30
de outubro de 2012 | N° 17238
CLÁUDIO
MORENO
O sol e a sombra
Dentre
as inúmeras histórias, verdadeiras ou inventadas, que a Antiguidade nos legou,
talvez nenhuma seja tão conhecida quanto a visita que Alexandre Magno fez a Diógenes,
o filósofo maltrapilho, no ano de 336 antes de Cristo.
Nunca
teremos um relato definitivo deste encontro notável, já que nem um, nem outro
deixaram qualquer registro das palavras que trocaram naquele dia. Foi a partir
do depoimento de algumas testemunhas que escritores, pintores e historiadores
construíram, ao longo dos séculos, uma verdadeira teia de versões, que diferem
no detalhe mas concordam no principal.
A
divergência entre os vários relatos não conseguiu diminuir a importância da
cena, pois ali se encontraram, frente a frente, um grande filósofo e um grande
guerreiro. Nada podia ser mais simbólico: de um lado, um dos maiores sábios de
toda a Grécia, que passou a vida demonstrando sua aversão por qualquer espécie
de poder; do outro, o jovem macedônio, que seria conhecido e respeitado por
todo o Mundo Antigo como o maior chefe militar de todos os tempos.
É Plutarco
quem conta: tendo conquistado a Grécia, Alexandre, que já conhecia o renome de
Diógenes, foi a Corinto para vê-lo. Os políticos locais receberam-no com honras
de chefe de Estado, assim como os filósofos – menos Diógenes, que parecia não
dar a mínima para sua presença na cidade.
Alexandre,
magnânimo, não se importou em inverter o protocolo, indo ele mesmo, com uma
pequena comitiva, procurar o filósofo, que tomava sol no meio da rua, num subúrbio
da cidade.

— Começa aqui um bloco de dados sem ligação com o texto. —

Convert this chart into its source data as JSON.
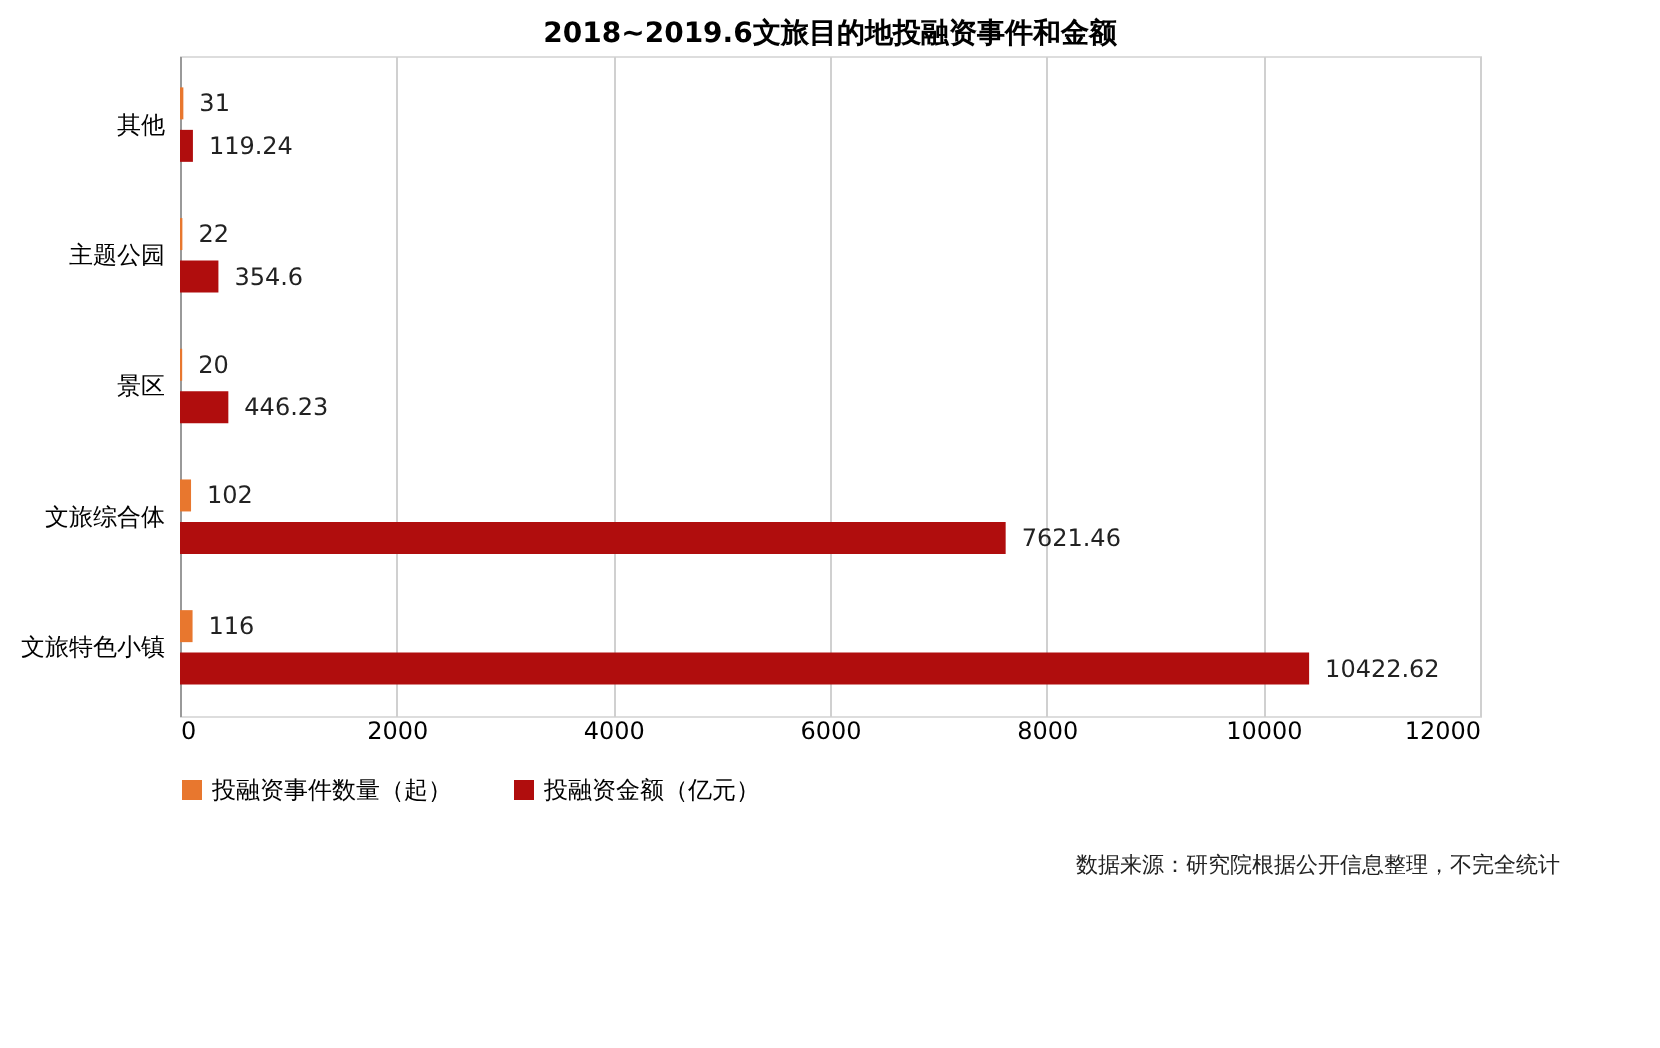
{
  "chart_data": {
    "type": "bar",
    "orientation": "horizontal",
    "title": "2018~2019.6文旅目的地投融资事件和金额",
    "categories": [
      "其他",
      "主题公园",
      "景区",
      "文旅综合体",
      "文旅特色小镇"
    ],
    "series": [
      {
        "name": "投融资事件数量（起）",
        "color": "#e8772e",
        "values": [
          31,
          22,
          20,
          102,
          116
        ]
      },
      {
        "name": "投融资金额（亿元）",
        "color": "#b00d0d",
        "values": [
          119.24,
          354.6,
          446.23,
          7621.46,
          10422.62
        ]
      }
    ],
    "xlim": [
      0,
      12000
    ],
    "xticks": [
      0,
      2000,
      4000,
      6000,
      8000,
      10000,
      12000
    ],
    "grid": "x",
    "legend": "bottom",
    "data_labels": true,
    "annotations": [
      "数据来源：研究院根据公开信息整理，不完全统计"
    ]
  }
}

Ao ver o grupo que se aproximava, Diógenes soergueu-se sobre os
cotovelos e fitou serenamente o rei, que o saudou polidamente e perguntou se
poderia fazer alguma coisa por ele.
“Sim”,
respondeu Diógenes, “sai da minha frente, que estás fazendo sombra para mim”. Alexandre
ficou tão impressionado com aquele despojamento e aquela corajosa altivez que,
no caminho de volta, teria confessado aos companheiros, que riam da
excentricidade do filósofo: “Pois eu, se não fosse Alexandre, juro que gostaria
de ser Diógenes”.
Lições
como esta sempre deixaram bem claro que, para os antigos, a sabedoria na vida não
significa necessariamente profundos conhecimentos teóricos, mas antes um
inconfundível espírito soberano, capaz de resistir serenamente às sereias do
poder e da ambição, que sempre atraem os incautos para os recifes da incerteza.
Alexandre,
que, antes de ser soldado, tinha sido discípulo dileto de Aristóteles, deve ter
compreendido perfeitamente o que Diógenes, à sua maneira, acabara de lembrar: o
conhecimento é um sol que nos aquece; o poder, este, sempre será uma sombra.